If you view the screenshots above, you might also have noticed that when an error is present in Opera, the viewport is white. Yet when the error is removed, it becomes yellow. This could mean that the errors force the document into XHTML mode. Either that or white is simply chosen so that the error message is always legible.

Note also how IE displays the error message inside the offending element. A good job I had used a readable background colour.
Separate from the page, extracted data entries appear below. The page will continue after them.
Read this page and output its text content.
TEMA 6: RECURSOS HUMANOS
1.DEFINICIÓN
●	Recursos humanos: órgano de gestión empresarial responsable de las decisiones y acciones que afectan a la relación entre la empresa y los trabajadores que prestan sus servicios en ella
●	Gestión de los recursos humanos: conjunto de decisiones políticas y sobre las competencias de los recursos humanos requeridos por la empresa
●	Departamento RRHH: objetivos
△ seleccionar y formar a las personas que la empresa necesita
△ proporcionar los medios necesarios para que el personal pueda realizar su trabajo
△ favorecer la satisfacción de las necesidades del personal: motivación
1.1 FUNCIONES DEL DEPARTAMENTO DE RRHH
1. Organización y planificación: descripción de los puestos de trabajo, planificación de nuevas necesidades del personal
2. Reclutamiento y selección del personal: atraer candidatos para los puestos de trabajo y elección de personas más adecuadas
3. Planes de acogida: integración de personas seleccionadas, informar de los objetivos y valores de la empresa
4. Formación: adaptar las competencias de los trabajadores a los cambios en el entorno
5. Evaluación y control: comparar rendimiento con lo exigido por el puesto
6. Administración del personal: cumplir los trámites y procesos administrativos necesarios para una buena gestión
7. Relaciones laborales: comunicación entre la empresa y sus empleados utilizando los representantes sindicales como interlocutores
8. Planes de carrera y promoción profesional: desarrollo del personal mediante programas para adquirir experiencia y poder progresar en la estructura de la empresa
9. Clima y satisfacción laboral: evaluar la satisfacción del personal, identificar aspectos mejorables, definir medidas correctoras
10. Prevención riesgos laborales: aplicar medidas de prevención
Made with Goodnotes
Now you're probably thinking 'Yes that's fine for XML documents with errors in them, but what about XHTML served as XML?'. Again, Opera comes to the rescue by displaying the whole document, even with a missing end tag on an element. I found that this would often carry a style on for the rest of the document. So an open <address> tag would result in the rest of the document being italic.

Validator Blues

Lastly, I must direct your attention to the W3C's online validator. Sadly, it appears unable (at the time of writing) to validate XML! (Surely this is easier than XHTML?) I attempted to validate my tests, only to receive the message "No DOCTYPE found! Attempting validation with XHTML 1.0 Transitional". Also "This page is not Valid XML!". I've news for the validator - it most certainly is! What's more, there is no need for a doctype, as I'm not using XHTML, but XML, which has a clear XML definition at the top. So it seems the silly validator can only validate XHTML and HTML documents, not XML. I was hoping it might at least check for missing end tags, but no. I'm glad we have browsers that can validate XML today then. If an error is found, the browser tells you.